Pelosi clearly believes impeachment is a political trap, and she may be right. But doing nothing looks increasingly like a political trap, too, which means the speaker is going to have to pick her poison. In politics, observation suggests, it is generally better to play offense than play defense. And in life, conscience demands, it is always best to do what you know is right.
The danger in doing nothing is simply that Congress is allowing Trump to hold himself above the law. Trump's attorneys formally made that argument this week in a court filing that seeks to bar the House Committee on Oversight and Reform from investigating whether Trump committed tax fraud. But Trump's "Sun King" view of the presidency has been glaringly obvious all along. He treats legal and constitutional norms like doormats and acts as if the powers of the presidency are unlimited.
This is not "what the American people voted for," as I've heard Republicans argue. Many voters indeed wanted a wrecking ball, a disrupter. They did not want to weaken our democracy by giving the president the unchecked powers of a banana republic strongman.
And even if that is what some Trump voters want, they can't have it. Congress has a sworn duty to uphold the Constitution, which makes clear that everyone, including the president, is subject to the law.

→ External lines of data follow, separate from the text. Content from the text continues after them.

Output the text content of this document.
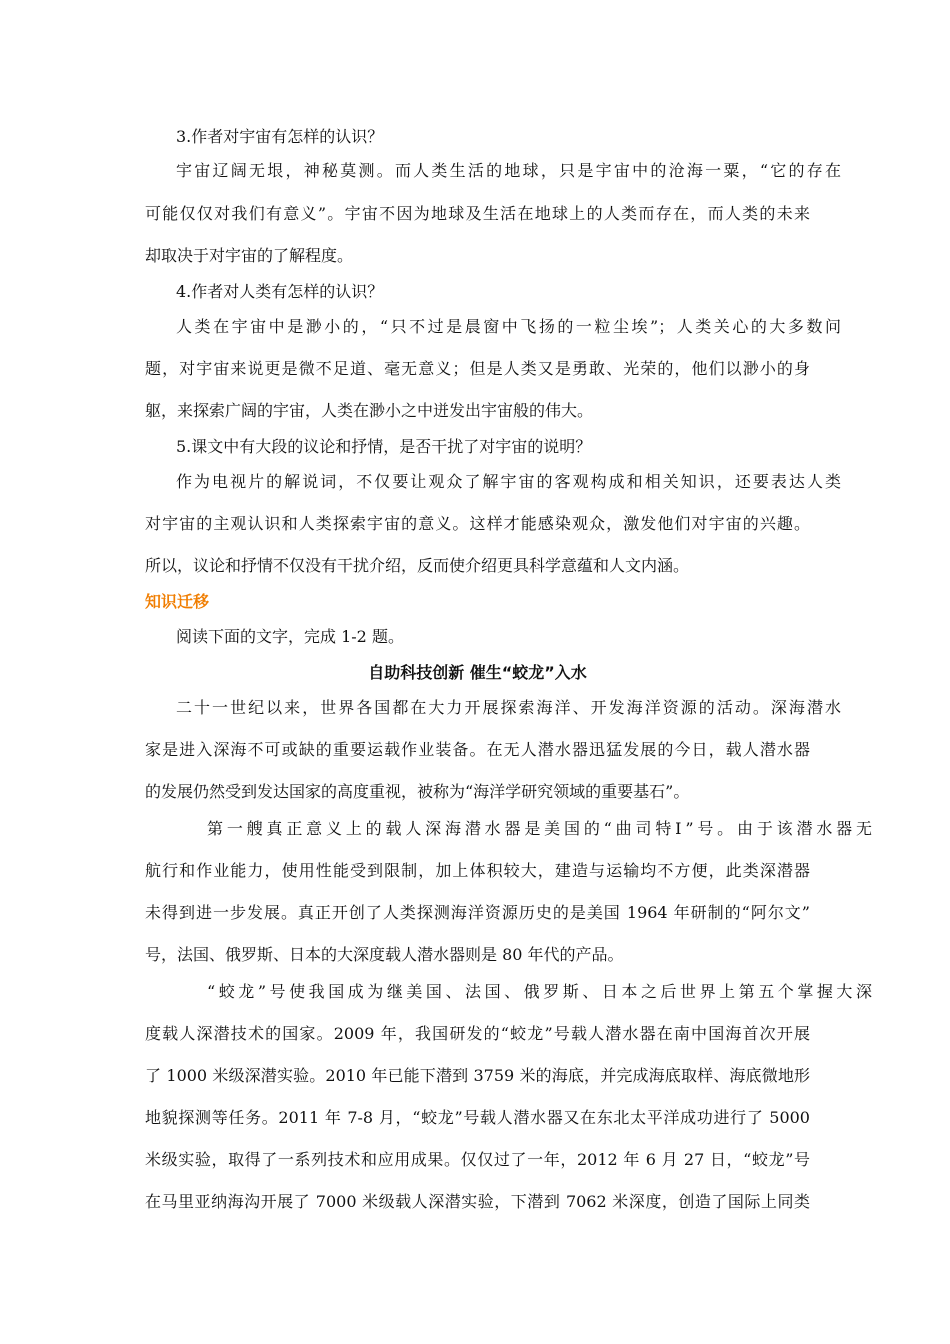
3.作者对宇宙有怎样的认识？
宇宙辽阔无垠，神秘莫测。而人类生活的地球，只是宇宙中的沧海一粟，“它的存在
可能仅仅对我们有意义”。宇宙不因为地球及生活在地球上的人类而存在，而人类的未来
却取决于对宇宙的了解程度。
4.作者对人类有怎样的认识？
人类在宇宙中是渺小的，“只不过是晨窗中飞扬的一粒尘埃”；人类关心的大多数问
题，对宇宙来说更是微不足道、毫无意义；但是人类又是勇敢、光荣的，他们以渺小的身
躯，来探索广阔的宇宙，人类在渺小之中迸发出宇宙般的伟大。
5.课文中有大段的议论和抒情，是否干扰了对宇宙的说明？
作为电视片的解说词，不仅要让观众了解宇宙的客观构成和相关知识，还要表达人类
对宇宙的主观认识和人类探索宇宙的意义。这样才能感染观众，激发他们对宇宙的兴趣。
所以，议论和抒情不仅没有干扰介绍，反而使介绍更具科学意蕴和人文内涵。
知识迁移
阅读下面的文字，完成 1-2 题。
自助科技创新 催生“蛟龙”入水
二十一世纪以来，世界各国都在大力开展探索海洋、开发海洋资源的活动。深海潜水
家是进入深海不可或缺的重要运载作业装备。在无人潜水器迅猛发展的今日，载人潜水器
的发展仍然受到发达国家的高度重视，被称为“海洋学研究领域的重要基石”。
第一艘真正意义上的载人深海潜水器是美国的“曲司特Ⅰ”号。由于该潜水器无
航行和作业能力，使用性能受到限制，加上体积较大，建造与运输均不方便，此类深潜器
未得到进一步发展。真正开创了人类探测海洋资源历史的是美国 1964 年研制的“阿尔文”
号，法国、俄罗斯、日本的大深度载人潜水器则是 80 年代的产品。
“蛟龙”号使我国成为继美国、法国、俄罗斯、日本之后世界上第五个掌握大深
度载人深潜技术的国家。2009 年，我国研发的“蛟龙”号载人潜水器在南中国海首次开展
了 1000 米级深潜实验。2010 年已能下潜到 3759 米的海底，并完成海底取样、海底微地形
地貌探测等任务。2011 年 7-8 月，“蛟龙”号载人潜水器又在东北太平洋成功进行了 5000
米级实验，取得了一系列技术和应用成果。仅仅过了一年，2012 年 6 月 27 日，“蛟龙”号
在马里亚纳海沟开展了 7000 米级载人深潜实验，下潜到 7062 米深度，创造了国际上同类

There was much gnashing of teeth and clutching of pearls over Trump's declaration, in an interview broadcast Wednesday, that hypothetically he would accept help from a foreign government in his upcoming reelection campaign. Democrats and Republicans alike felt obliged to declare that they would never, ever do such a horrible thing. But Trump explicitly solicited and welcomed help from Vladimir Putin's Russia in the 2016 election. If the idea of such foreign meddling is so shocking, why doesn't the established fact of such meddling deserve official sanction?
Pelosi says she accepts the ample evidence, as reported by special counsel Robert Mueller, that Trump obstructed justice. She says the president is stonewalling Congress by refusing to hand over documents and blocking witness testimony that House committees need to perform their constitutional duties of oversight and investigation. She says the president has abused his emergency powers in unconstitutional attempts to circumvent Congress and usurp its power of the purse.
She says, in other words, that Trump has committed impeachable offenses — but she declines to open an inquiry into whether he should be impeached. That is a difficult position to defend, including on political grounds.
The speaker is trying to use her committees to present what amounts to a made-for-TV version of the Mueller report. Trump is a master of reality television and understands its power, so he is doing everything he can to deny Pelosi the actors and the script she needs. How does it help Pelosi's political position for her committee chairmen to spend months fighting in the courts for bits and scraps? What good does it do to hold a hearing starring Richard Nixon's White House counsel, John Dean, when the witness you really need is Trump's onetime White House counsel, Don McGahn?
Pelosi has said she believes that Trump is trying to bait her into impeachment. I think he's trying to bluff her out of it. I don't think he wants the historical stigma that would mar his presidency — or the greater power it would give Congress to compel testimony and documents.
Pelosi is famous for making a plan and sticking to it, so I fear all of this is falling on deaf ears. She and her caucus are going to start hearing from the party's base, though. And the demands of history often overwhelm even the most carefully plotted strategies.
Eugene Robinson wrote this for The Washington Post.